Have a stand-alone (non DVR) Samsung receiver in the spare b/r, it doesn't get a lot of use. Turned it on the other day and the only channels I get are History Channel, some shopping channel and a sports mix channel. The guide populates just fine but no picture, just "Searching for Signal". Have H20-100 as main receiver in f/r and it works fine on all channels. 

So here's my question, is my receiver finally dead, or has there been some "upgrade" to the system that makes my receiver obsolete? I didn't check signal strength, figured that since the f/r was working ok the dish was aligned. Since I'm getting some channels, seems that the feed into the room is ok. 

Any thoughts would be appreciated.


----------



## Surveyor40 (Jan 5, 2006)

I would first check your signal strength. Many factors can be at play here, but knowing the overall signal strengths on the 101 satellite would be a start. Also, do a hard boot on the box (pull the plug, wait a few mins, plug it back in). I had this receiver at one time, as I recall it would lock up needing a hard boot. Post back with your results and signal strengths.


----------



## carl6 (Nov 16, 2005)

First, go on-line and refresh programming authorization to that receiver. Follow the troubleshooting links until you get a list of problem code numbers, pick one of them, then pick refresh programming (or receiver).

If the problem persists, to rule out a wiring problem you can move it to the other receiver location, hook it up there and try it. If it works at the other location, then there is a problem with the coax or connectors going to the original location. If it does not work at the other location, then you've get a bad receiver.


----------



## cfetters (Aug 4, 2007)

Thanks for the ideas. I tried taking the receiver downstairs and hooking it up to my “known working set-up” and I got pretty much the same result.

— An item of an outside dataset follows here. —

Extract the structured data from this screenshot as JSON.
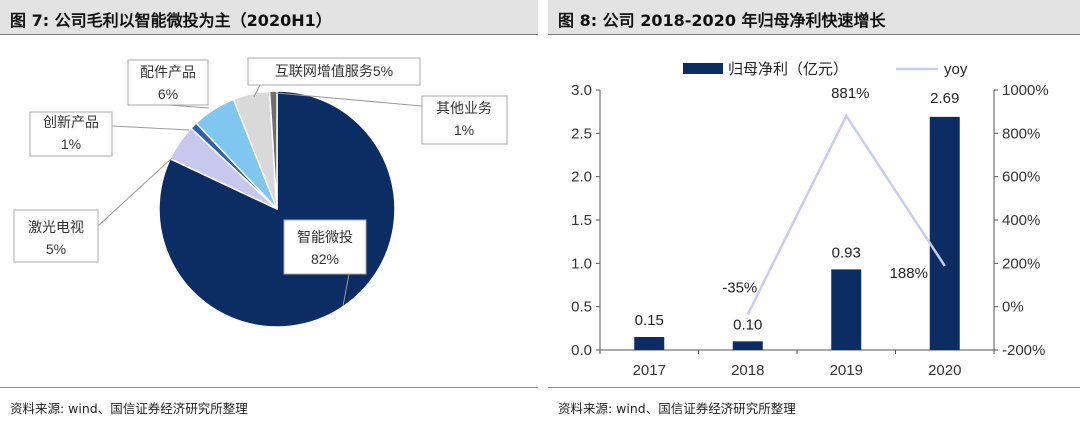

Oddly though I got different channels downstairs than I got upstairs, but for most it’s “Searching for satellite signal”

I checked the signal strength

Sat 101(a) transponders 1-8 are 100 100 98 99 n/a n/a n/a n/a, transponders 9 through 32 are all n/a

Sat 119(b) all transponders are n/a

Sat 110(c) all transponders are n/a

I ran a system test and I get
Tuning - Fail
Access Card - OK
Receiver ID – OK
LNB Output – Fail

Tried refreshing the service but nothing changed.


----------